En este sentido, lo único que no quieren descentralizar es la responsabilidad: toda, completica, se la dejan al poder central, al presidente de la república. Ellos no son responsables de nada, ni siquiera de sí mismos. Los postulados que más detestan de la Constitución Nacional son los establecidos en el artículo 4 de la Carta Magna, conforme a los cuales nuestra república bolivariana “se rige por los principios de integridad territorial, cooperación, solidaridad, concurrencia y corresponsabilidad”. ¿Cooperar con el Dispositivo Bicentenario de Seguridad? Yo te aviso. ¿Ser solidarios con las misiones sociales? Por aquí. Los últimos dos principios los indigestan: ni concurrentes ni corresponsables de nada ni con nadie. Bien lejos.
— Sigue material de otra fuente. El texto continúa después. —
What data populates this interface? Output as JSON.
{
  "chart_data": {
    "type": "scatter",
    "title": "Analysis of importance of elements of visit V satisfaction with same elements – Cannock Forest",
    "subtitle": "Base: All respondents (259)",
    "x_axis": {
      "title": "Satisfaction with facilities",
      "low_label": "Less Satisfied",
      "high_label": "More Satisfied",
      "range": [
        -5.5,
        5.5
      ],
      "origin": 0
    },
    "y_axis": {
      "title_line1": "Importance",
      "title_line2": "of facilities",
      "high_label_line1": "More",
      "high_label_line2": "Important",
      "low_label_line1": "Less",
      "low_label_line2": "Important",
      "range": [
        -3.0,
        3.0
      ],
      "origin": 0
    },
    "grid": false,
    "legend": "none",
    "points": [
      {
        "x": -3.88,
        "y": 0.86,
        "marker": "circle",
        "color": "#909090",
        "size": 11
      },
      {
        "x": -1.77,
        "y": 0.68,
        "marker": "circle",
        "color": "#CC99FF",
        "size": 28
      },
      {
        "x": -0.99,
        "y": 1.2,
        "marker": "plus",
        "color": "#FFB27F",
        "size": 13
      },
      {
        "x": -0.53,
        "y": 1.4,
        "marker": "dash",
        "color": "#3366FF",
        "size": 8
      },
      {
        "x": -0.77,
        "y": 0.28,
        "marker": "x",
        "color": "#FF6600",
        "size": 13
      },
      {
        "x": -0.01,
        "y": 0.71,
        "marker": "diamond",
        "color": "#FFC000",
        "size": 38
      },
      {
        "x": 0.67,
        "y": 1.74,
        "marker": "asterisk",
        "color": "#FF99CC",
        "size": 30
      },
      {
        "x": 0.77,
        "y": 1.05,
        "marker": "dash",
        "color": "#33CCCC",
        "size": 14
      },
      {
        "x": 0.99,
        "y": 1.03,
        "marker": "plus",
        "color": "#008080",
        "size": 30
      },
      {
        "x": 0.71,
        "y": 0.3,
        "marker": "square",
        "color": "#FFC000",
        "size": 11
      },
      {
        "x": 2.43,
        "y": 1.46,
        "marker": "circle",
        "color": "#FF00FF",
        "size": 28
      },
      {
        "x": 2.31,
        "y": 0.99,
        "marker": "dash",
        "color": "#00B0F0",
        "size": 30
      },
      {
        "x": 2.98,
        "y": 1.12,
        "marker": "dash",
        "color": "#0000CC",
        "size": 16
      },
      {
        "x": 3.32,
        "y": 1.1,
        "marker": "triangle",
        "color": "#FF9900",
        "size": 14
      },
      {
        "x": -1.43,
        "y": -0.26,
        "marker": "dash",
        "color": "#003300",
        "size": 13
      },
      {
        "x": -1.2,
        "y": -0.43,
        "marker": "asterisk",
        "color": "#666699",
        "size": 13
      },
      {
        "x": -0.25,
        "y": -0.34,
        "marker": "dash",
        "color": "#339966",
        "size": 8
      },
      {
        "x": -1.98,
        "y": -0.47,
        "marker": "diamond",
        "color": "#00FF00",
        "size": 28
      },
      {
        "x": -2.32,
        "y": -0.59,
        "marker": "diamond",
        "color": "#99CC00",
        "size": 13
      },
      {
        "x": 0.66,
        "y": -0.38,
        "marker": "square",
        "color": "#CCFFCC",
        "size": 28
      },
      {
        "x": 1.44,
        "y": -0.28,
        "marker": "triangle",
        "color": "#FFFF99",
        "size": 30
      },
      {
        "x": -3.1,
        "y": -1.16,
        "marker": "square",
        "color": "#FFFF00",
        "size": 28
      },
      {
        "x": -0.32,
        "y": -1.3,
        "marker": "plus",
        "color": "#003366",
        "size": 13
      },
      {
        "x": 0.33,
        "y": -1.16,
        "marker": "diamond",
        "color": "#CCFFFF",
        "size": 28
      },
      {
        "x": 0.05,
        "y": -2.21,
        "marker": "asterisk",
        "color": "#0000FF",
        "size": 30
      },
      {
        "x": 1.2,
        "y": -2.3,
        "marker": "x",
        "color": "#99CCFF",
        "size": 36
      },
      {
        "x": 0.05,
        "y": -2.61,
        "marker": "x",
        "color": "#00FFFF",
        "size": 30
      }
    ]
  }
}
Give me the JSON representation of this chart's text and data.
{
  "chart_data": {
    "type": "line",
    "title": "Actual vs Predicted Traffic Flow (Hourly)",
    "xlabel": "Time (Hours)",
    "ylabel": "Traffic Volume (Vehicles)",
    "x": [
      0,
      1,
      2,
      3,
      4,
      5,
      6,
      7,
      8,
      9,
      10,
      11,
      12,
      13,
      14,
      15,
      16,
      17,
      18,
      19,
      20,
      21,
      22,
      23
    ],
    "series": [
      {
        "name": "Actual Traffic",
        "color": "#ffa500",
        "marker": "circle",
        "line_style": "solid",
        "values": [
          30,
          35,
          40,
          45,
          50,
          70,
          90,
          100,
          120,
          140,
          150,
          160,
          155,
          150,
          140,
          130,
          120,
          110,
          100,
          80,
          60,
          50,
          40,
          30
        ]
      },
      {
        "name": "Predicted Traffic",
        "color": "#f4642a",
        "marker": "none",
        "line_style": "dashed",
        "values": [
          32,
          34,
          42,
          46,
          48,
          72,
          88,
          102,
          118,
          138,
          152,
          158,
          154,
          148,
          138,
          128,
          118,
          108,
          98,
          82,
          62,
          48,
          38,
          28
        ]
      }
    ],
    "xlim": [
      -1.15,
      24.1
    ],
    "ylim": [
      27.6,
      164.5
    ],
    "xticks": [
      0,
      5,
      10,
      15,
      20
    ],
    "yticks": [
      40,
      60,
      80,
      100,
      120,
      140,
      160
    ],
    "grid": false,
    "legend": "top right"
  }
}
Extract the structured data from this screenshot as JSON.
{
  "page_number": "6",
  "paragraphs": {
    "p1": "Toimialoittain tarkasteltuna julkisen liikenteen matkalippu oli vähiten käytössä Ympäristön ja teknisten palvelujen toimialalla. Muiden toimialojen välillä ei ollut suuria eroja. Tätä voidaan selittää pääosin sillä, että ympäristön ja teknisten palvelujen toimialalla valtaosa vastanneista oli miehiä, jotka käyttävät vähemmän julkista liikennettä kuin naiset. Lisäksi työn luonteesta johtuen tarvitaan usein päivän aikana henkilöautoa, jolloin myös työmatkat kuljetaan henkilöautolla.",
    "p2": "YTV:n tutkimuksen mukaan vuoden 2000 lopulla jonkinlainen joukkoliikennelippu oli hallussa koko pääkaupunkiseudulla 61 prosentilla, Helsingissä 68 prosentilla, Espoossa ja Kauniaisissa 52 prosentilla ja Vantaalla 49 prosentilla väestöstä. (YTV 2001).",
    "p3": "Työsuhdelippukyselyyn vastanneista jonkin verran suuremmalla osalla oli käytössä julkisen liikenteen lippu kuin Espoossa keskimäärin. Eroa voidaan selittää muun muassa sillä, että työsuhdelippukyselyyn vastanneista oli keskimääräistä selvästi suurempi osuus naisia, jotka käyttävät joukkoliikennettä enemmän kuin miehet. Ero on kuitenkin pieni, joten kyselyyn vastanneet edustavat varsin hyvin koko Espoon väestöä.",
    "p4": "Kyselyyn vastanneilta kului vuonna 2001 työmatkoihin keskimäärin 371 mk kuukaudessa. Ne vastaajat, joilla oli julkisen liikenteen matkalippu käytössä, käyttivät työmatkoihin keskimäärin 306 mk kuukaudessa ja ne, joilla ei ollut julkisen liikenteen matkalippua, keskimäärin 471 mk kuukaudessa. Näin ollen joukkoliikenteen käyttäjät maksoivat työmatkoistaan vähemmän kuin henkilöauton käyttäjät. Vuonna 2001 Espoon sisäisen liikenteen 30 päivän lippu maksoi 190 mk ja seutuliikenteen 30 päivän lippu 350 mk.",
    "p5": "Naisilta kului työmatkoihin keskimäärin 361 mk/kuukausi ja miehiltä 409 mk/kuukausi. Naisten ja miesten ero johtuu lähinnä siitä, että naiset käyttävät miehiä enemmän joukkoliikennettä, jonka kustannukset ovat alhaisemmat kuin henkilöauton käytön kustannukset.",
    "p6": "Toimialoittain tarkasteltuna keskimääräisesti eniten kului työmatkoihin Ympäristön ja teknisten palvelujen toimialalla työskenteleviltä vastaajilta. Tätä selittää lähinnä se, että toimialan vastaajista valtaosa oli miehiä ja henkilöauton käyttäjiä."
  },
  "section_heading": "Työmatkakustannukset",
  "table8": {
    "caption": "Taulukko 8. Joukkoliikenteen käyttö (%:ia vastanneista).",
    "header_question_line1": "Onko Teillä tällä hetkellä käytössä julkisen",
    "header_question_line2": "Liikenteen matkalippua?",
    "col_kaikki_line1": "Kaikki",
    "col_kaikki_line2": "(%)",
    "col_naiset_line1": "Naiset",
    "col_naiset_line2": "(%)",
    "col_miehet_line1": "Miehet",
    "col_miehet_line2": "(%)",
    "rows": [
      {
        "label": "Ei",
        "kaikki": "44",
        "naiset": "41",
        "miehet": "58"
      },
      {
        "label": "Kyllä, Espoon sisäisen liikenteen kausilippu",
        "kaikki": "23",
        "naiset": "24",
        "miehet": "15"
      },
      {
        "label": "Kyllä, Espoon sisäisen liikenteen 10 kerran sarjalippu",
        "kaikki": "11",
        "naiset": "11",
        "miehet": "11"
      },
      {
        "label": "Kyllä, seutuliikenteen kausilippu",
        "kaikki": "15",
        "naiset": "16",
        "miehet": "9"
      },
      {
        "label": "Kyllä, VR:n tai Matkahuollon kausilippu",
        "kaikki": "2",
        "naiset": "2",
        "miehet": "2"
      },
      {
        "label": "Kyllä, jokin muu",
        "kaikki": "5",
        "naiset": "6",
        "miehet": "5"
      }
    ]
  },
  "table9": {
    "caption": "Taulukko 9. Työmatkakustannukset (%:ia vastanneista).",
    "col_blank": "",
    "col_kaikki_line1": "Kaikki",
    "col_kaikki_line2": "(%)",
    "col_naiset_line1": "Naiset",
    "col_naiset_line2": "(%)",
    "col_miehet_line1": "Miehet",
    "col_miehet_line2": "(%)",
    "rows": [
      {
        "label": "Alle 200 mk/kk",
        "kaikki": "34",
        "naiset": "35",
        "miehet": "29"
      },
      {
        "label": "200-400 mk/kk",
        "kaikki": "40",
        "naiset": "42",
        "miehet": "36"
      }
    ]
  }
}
¿Por qué entonces se afanan tanto para llegar a una gobernación o a una alcaldía con peso e importancia? Para darse bomba sería un sentimiento comprensible desde la perspectiva de la humana vanidad. Hay algo o mucho de eso, pero la razón mayor es la condición de trampolín que buscan en el cargo. Desde allí pueden catapultarse a lo que un adeco de la desfasada vieja guardia llama un “destino superior”. Por eso, tan pronto asumen el poder en un estado, inician la campaña para convertirse en candidatos presidenciales. La Virgen del Valle acaba de verlos a todos juntitos, de lo más sonreídos, agarraditos de la mano.
Encontrar hoy día a un gobernador opositor en su entidad federal es un milagro que ni a Vallita se le puede pedir. Todos los tipos se creen presidenciables. Andan prometiendo por todo el país lo que no han logrado hacer o resolver en sus estados, empezando por el problema de la inseguridad que, por ahora, no es asunto suyo sino de Hugo Chávez. En verdad, nada es responsabilidad de ellos y, en consecuencia, nada se les puede reclamar porque te remitirán, invariablemente, al presidente de la república.
Estos gobernadores viven mirándose el ombligo, embelesados. Los medios se los disputan y a cada cual, le construyen un mundo virtual a la medida. Las empresas encuestadoras se encargan de rascarles el orificio umbilical. Un buen día, cuando despeguen los ojos del vulgar maruto, se darán cuenta de que el trampolín no funcionó. ¿Saben a quién harán responsable de su debacle?: Pues, a Hugo Chávez. Pero esta vez tendrán razón.